In June 2008, Web of Change and MaRS partnered to present the Social Tech Training (STT) – a unique hands-on Web 2.0 oriented learning intensive for people working in the social change sector.
Our rationale: No one working in social change these days can afford to ignore the opportunities offered by the web. Most organizations get stuck, though, on “How do we do it?” “Where do we start?” and “Who can help us?” Interest in high, but the talent pool of people equipped to understand, prioritize, and implement these tools and ideas remains limited.
We brought together the best and the brightest leaders in this sector, and we put together a powerful agenda to help organizations move to the next level. Participants gained new technical, creative, and leadership skills, a powerful network, and were supported to produce a customized, comprehensive “Web 2.0 Plan” for their organization.
York Region Youth Justice Committee
The Youth Justice Committee adjudicates hearings involving youth, families of the young person charged under the Youth Criminal Justice Act and when possible the victims of youth crime. I’ve created a blog for our Committee so young people and parents/caregivers can have a quick and handy resource to learn more about what the Committee is, how it works and what to expect when appearing before the Committee. I am a founding member of the Youth Justice Committee. My volunteer work with the committee is very rewarding as I take great pride in representing the community at these hearings and bringing my experience in youth work to these highly charged restorative justice meetings.

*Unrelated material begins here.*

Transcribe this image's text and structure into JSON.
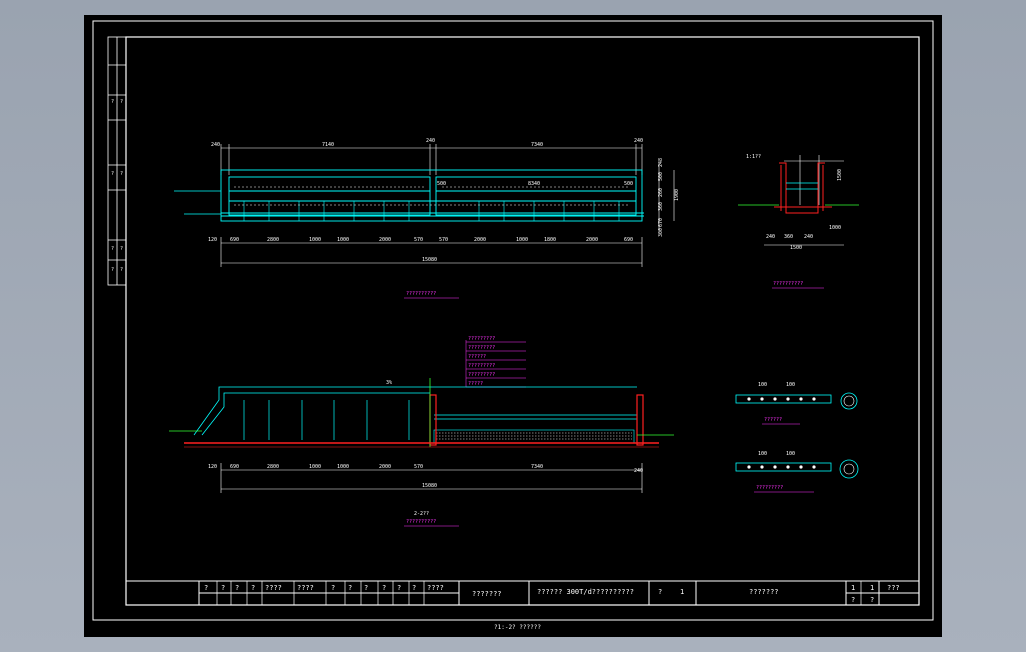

I felt that having an online resource for young people, family members (or care givers) and for YJC volunteers would be a good way to inform others of our important community work and invite feedback from young people and family members about their experience of going through the YJC process. I decided to create this online resource. You can learn more about the York Region Youth Justice Committee by visiting the York Region Youth Justice Committee blog.
This project is now about 5 years old. I find it very interesting that the recently released report “Roots of Youth Violence” recommends that community initiatives and programs can be delivered out of high schools as way to address the disconnect many youth feel in the school system. The HALT program (Homelessness Alliance Through Leadership & Teamwork was such a program with its base at Huron Heights Secondary School and sponsored by the Community Resource & Learning Room and Street Kids International. Visit the Youth Community Mapping Project Blog to learn more about this community based research project.Our community mapping will be a research process that directly involves youth in examining their own environment. The product of this research will not just be a typical one dimensional quantitative report but instead a rich story, gathered by youth through a variety of creative approaches. The Youth Community Mapping Program is about the development and process of four teams of youth, aged 13 to 24. Each team is comprised of eight to 16 young people, supported by Program Staff and Adult Volunteer Mentors. The combined research of the youth will be used to establish a map that has a background landscape of youth poverty and homelessness. Within this landscape of poverty and homelessness, each team has been assigned a particular focus area to build our group map. The Newmarket Mapping Team is focused on the theme of adult-youth relationships. The Richmond Hill Mapping Team will build on the broad issues related to health from a holistic perspective and the Markham mapping team is looking at youth recreation. Our Leadership Team will connect the work of the three mapping teams and organize our presentations to the broader community.